C’est tout le problème : le financement dela construction ou l’amélioration des stades existants ne SERA PAS PRIVE MAIS PUBLIC à quelques opérations de "naming" près, et ce en vertu - si l’on peut dire- du "fameux" principe de l’intérêt général. En clair, il faut socialiser les pertes du foot ; comme d’hab’ ; privatisons les profits et mettons les pertes à la charge de la communauté ; en Angleterre Arsenal a construit son nouveau stade avec son propre fric et un business plan qui prévoit un énorme programme de promotion immobilière sur l’emplacement de l’ancien stade. C’est d’ailleurs pour ça qu’il tire la langue et a déjà refinancé 2 fois l’échéancier de sa dette. Et ça s’est respectable ! Faire casquer le fan de rugby ou de badmington pour l’incompétence des dirigeants du foot (pour rester poli) l’est en revanche beaucoup moins…Donc la question demeure, pourquoi le contribuable, en finançant tout ou partie des stades dont rien ne dit qu’ils sont la solution à la situation actuelle, devrait-il rétablir le modèle économique du football professionnel qui est une "affaire privée" ?
il suffit de lire les différences de sources de revenus en France et dans les autres pays (j’invite à consulter le rapport Besson sur la compétitivité des clubs français, disponible sur le net) pour voir l’intérêt de la construction d’un stade privé :
ne plus payer la redevance à la ville (qui grève les maigres résultats de billetterie en France : la recette annuelle de Lens est à peu près égale à la recette d’un match de l’Emirates) augmenter les revenus de billetterie (40% des revenus commerciaux en Angleterre) avoir des actifs éco autre que les joueurs…

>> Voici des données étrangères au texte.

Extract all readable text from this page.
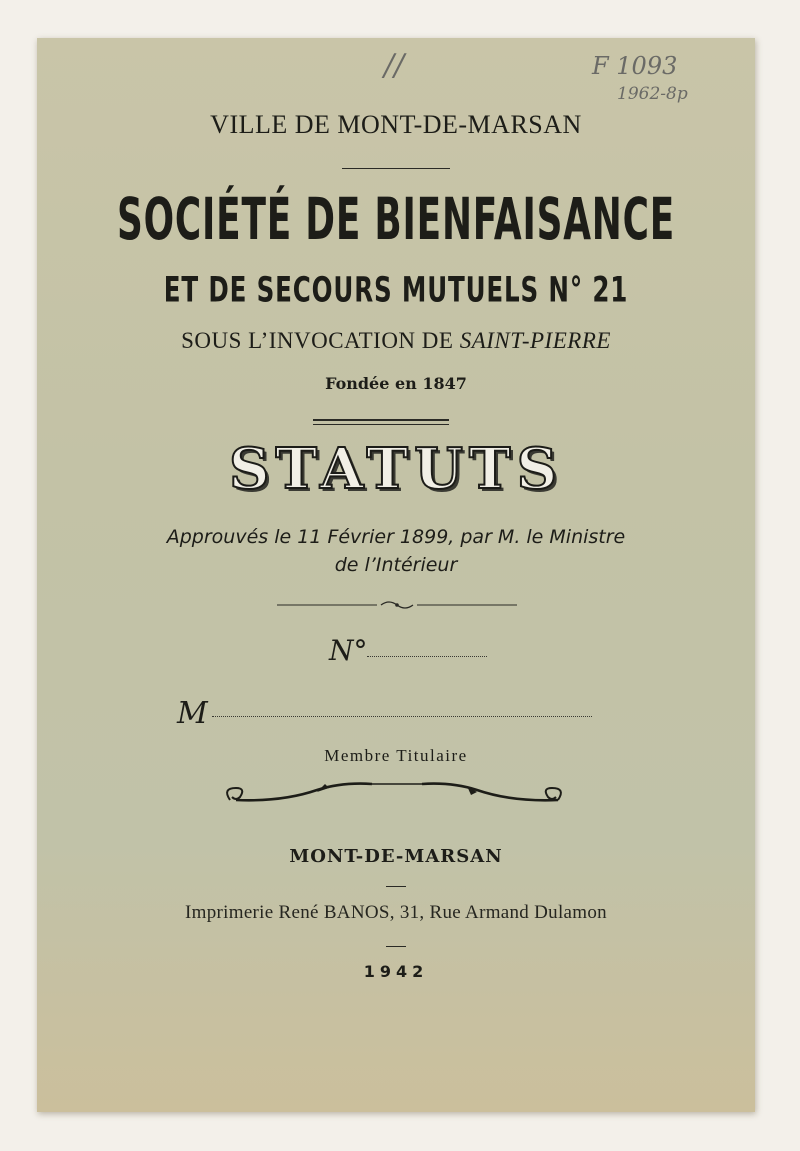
//	F 1093
1962-8p
VILLE DE MONT-DE-MARSAN
SOCIÉTÉ DE BIENFAISANCE
ET DE SECOURS MUTUELS N° 21
SOUS L’INVOCATION DE SAINT-PIERRE
Fondée en 1847
STATUTS
Approuvés le 11 Février 1899, par M. le Ministre
de l’Intérieur
N°
M
Membre Titulaire
MONT-DE-MARSAN
Imprimerie René BANOS, 31, Rue Armand Dulamon
1942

il est certain que la dette des clubs français allait augmenter au vu du contexte économique, les clubs étrangers (anglais en l’occurrence) achètent moins, et moins cher à cause de la crise…. et de la situation compliquée en Premier League pour la plupart des clubs…
maintenant, si l’article suit la remarque du président sur les salaires trop importants des footeux, je crois que l’auteur est victime d’un passement de jambes de Sarko, qui l’a bien enfumé
L’unique raison pour laquelle les stades sont à moitié vides c’est la pauvresse du spectacle… Pelouse grasse, un speaker qui vente les merites de Manpower à la mi-temps, des équipes dont la stratégie numéro 1 est de ne prendre aucun risque,des joueurs sur leurs planetes, des supporters peu considérés, une politique de recrutements nullissimes, une coupe de la ligue qui ne sert à rien…
Abonné depuis plusieurs abonné d’un "grand club Francais" j’ai perdu toute passion…
Il me semblait que les droits télé suffisaient aux clubs pour qu’ils équilibrent leur budget.. ?! La rénovation des stades ne va pas diminuer le salaire exorbitant que gagnent les pros alors que le foot amateur ne vit que grâce à ses bénévoles. D’autant plus qu’un club pro posséde plusieurs entraîneurs, des responsables en com’, des agents recruteurs qui ne travaillent pas pour des clopinettes.
Et puis qui paiera la rénovation des stades.. ? le contribuable qu’il ait ou pas l’intention de se rendre au spectacle que les joueurs savent, des fois, rendrent indigeste. Certes, ils ont de gros salaires car ils arrêtent leur carrière relativement jeunes et ne sont pas tous, loin de là, embauchés comme consultant sur Canal+. Je crois me rappeler que le club de Lorient garantissait une reconversion professionnelle quand le joueur arrêtait et cela leur permettait de leur attribuer un salaire raisonnable. Continue t’il à le faire… ?!